Será que outro gênio do mercado e das finanças, Mick Jagger, não tem ideia semelhante para os Rolling Stones para quando ele e Keith Richards pararem ou morrerem (se é que um dia Richards vai morrer...). Afinal, os dois completam 80 anos em 2023. Para uma empresa como os rolling Stones, o show não pode parar.
E como seria no Brasil? Que tal uma turnê dos Titãs de 50 ou 60 anos com apenas um integrante? E que tal um Sepultura sem Andreas Kisser, eventualmente, na celebração de 50 anos de existência, em 2034?
E se o baixista Nelson Brito quiser se aposentar? O Golpe de Estado poderia ser a versão roqueira dos Demônios da Garoa? Brito é o único fundador ainda na banda.

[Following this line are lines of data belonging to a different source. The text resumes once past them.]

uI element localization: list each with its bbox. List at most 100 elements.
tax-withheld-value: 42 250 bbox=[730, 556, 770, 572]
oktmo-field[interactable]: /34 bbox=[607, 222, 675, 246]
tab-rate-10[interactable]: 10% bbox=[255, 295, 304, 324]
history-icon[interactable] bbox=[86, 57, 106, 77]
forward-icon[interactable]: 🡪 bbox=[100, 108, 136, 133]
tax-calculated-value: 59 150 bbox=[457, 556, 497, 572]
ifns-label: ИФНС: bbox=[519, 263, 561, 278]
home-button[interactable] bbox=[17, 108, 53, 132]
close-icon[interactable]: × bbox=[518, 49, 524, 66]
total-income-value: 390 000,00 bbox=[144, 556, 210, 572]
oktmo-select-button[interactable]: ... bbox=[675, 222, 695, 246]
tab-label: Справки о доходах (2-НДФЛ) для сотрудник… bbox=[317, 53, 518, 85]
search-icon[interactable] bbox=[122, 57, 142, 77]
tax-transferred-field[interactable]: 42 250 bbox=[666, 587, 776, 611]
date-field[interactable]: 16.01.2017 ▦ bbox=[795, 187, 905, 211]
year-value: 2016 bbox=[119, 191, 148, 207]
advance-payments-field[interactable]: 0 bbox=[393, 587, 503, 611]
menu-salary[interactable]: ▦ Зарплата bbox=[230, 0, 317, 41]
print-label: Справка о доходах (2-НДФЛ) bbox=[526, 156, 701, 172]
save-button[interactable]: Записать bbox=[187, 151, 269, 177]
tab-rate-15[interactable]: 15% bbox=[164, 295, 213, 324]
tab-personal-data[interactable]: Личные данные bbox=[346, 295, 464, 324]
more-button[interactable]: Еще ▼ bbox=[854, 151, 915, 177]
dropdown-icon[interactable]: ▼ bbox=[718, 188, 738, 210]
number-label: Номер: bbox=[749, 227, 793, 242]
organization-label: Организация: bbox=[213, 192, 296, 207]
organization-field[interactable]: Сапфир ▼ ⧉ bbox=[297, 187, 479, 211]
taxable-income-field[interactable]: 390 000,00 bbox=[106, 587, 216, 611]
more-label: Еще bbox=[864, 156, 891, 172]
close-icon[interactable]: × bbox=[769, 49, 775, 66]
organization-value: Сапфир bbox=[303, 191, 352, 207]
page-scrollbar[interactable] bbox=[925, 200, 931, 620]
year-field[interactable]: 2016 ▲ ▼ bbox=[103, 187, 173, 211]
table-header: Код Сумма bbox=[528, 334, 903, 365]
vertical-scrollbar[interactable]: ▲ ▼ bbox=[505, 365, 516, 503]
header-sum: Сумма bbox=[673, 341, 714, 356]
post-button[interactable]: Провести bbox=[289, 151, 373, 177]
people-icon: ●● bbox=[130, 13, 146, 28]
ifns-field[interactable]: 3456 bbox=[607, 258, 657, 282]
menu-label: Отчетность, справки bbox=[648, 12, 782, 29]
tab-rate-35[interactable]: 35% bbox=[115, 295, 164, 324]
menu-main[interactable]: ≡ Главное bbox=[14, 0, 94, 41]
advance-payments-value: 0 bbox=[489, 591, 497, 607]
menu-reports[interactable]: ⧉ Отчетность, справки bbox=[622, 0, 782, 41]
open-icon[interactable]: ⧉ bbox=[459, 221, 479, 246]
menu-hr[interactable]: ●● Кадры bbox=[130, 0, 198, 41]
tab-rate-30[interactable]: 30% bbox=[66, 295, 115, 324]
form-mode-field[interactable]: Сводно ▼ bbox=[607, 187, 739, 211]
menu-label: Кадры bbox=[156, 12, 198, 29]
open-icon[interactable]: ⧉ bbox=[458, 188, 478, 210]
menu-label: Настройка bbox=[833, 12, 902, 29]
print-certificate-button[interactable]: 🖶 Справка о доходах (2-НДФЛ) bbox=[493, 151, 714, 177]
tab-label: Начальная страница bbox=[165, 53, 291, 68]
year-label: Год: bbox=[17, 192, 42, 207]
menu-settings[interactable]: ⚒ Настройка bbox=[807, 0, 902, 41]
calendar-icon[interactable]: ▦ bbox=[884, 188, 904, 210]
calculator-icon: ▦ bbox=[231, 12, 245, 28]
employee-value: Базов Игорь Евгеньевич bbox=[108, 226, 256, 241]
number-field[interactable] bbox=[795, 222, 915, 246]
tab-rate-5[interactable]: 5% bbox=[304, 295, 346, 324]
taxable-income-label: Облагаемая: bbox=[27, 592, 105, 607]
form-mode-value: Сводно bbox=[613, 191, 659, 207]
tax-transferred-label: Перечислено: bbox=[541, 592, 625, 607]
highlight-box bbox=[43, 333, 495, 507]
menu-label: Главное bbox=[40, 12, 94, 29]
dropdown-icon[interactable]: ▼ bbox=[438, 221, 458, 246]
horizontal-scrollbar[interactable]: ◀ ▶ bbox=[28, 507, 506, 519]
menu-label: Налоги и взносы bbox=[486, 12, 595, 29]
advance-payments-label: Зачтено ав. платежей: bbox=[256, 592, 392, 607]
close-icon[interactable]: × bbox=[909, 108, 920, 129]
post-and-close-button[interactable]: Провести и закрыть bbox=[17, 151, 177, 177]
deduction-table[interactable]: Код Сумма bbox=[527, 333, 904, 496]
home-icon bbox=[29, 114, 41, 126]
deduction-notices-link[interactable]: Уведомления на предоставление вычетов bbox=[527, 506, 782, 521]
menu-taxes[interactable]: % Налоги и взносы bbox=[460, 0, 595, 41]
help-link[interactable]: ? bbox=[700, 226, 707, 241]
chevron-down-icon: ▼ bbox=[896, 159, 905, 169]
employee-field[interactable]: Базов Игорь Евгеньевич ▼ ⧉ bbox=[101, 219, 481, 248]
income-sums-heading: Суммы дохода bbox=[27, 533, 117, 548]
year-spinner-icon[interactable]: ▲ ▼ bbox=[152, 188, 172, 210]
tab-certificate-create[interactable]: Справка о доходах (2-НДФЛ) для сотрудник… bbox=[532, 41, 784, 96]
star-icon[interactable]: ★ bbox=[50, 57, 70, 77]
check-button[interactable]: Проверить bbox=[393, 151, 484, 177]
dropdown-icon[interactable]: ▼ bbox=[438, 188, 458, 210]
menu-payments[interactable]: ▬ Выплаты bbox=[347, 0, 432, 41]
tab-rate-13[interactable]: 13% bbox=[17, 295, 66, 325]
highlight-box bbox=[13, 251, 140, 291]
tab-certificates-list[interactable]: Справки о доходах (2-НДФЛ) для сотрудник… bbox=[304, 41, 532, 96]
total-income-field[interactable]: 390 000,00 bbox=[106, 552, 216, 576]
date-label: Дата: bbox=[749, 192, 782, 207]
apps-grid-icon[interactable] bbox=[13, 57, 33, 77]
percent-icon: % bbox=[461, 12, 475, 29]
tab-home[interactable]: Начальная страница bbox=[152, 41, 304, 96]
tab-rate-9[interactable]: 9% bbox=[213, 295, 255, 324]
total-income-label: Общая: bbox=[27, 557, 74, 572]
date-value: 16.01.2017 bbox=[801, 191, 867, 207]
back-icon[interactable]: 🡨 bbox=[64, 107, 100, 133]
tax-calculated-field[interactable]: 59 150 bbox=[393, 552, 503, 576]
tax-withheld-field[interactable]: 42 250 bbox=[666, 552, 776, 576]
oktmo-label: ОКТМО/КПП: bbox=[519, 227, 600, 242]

E que tal estender esse raciocínio para a Patrulha do Espaço? O único membro clássico e fundador é o baterista Rolando Castello Júnior. a banda continuará sem ele, como ocorre atualmente com o Gong, grupo britânico liderado pelo brasileiro Fábio Golfetti (Violeta de Outono)?
O Gong, que completou 55 anos de atividade, leva adiante a legítima ideia de Simmons para o Kiss, já que foi fundada nos anos 60 pelo australiano Daevid Allen, vocalista e violonista que morreu em 2015.
A banda segue firme gravando e fazendo turnês com uma formação multinacional - muitos fãs nem se lembram de Allen, e os mais novos nem sabem quem ele foi. É pouco provável que esse tipo de coisa ocorra com o Kiss ou Rolling Stones, mas o exemplo está aí: o Gong pode ser o futuro do rock clássico.